Poor economy could spell trouble for sheriff’s department
Let me say at the very start that I’m not a political person now, nor do I intend to become one, and this letter is neither an endorsement for the incumbent or criticism towards the challenger in the race for Garfield County Sheriff.
In fact, I don’t believe that law enforcement, at any level, should be political. Every law enforcement officer is charged with enforcing the laws of the land and to “serve and protect” its citizens. I have never seen anything that says it should be run by the agenda of any political party. It just so happens that the office of the sheriff is an elected position, and as everyone knows, when politics become involved, one or both of the candidates is going to say something that the other doesn’t like, just to get the voting public’s attention.
I have been associated with the Sheriff’s Department for eight years, first as a dispatcher (when dispatch was under the Sheriff’s Department), as a detentions deputy, and during the last five years, as operations manager. As both candidates know, and most people in either camp know, eight years ago, the Garfield County Sheriff’s Department was the laughing stock of all county sheriff’s departments in the state.
We had almost no equipment, the vehicles were all very high mileage, been wrecked prior to Garfield purchasing them, paint coming off in sheets. The jail facility was old and outdated, and morale – what was that?
Boy, how things have changed. The Garfield County Sheriff’s Department is now one of the best and highly respected departments in the state. We have newer and better equipment, the morale is much better, response times are 100 percent faster and improving everyday, but there is room for improvement.
As everyone knows, Garfield County has grown in the last eight years.
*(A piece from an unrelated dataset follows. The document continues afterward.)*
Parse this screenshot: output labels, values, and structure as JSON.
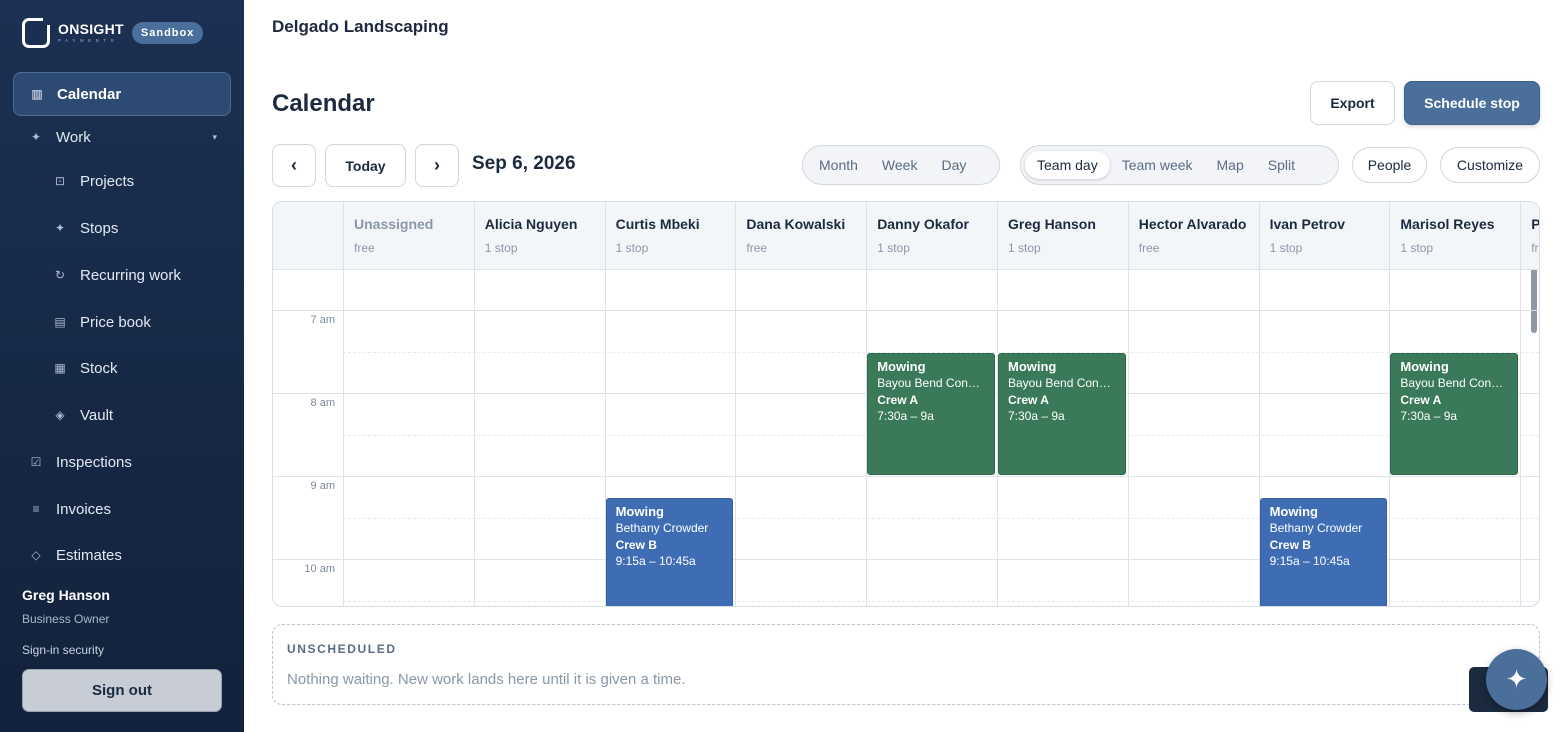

We have many new developments, houses on top of mountains, in places within the 3,700 square miles of this county that you wouldn’t think anyone would live. These are our citizens, and they deserve the best service that we can provide.
In order to provide service in an ever-growing area, it takes people and equipment. This equates to dollars. Where do these dollars come from? Every government entity relies on funding. Budgets are prepared, reviewed, and approved, based on anticipated revenues. If tax dollars or other types of income are low, funding is low. If things are great, funding is great.
We all know that the last year hasn’t been good, and the outlook for 2003 isn’t much better. Every candidate can say, “I will increase this or that, I will provide this or that.” This takes increased funding. Who provides this funding? Your Board of County Commissioners. I don’t care what department, or who the department head is, if the funding is not available, it’s just not going to happen.
I have spent many hours, weeks and months working with Sheriff Dalessandri and his staff on budgets, programs and ideas that would result in improved service to the citizens of this county. I have heard Tom plead his case for funding. He has won more than he has lost. It hasn’t been easy, and, regardless who the sheriff is, due to current economic times, it’s going to get much harder to receive the required funding to provide increased services to this county.
I for one hope that political affiliation within our county directors doesn’t dictate the type and amount of funding that is required to provide our citizens with the service and feeling of security that they deserve. Your current Sheriff, Tom Dalessandri, has and should continue to work on your behalf, providing all of our citizens with the best, most professional, law enforcement agency in the state of Colorado. Tom Dalessandri has served you well. If unsuccessful in his re-election, I’m sure his successor will, in time, do as great a job.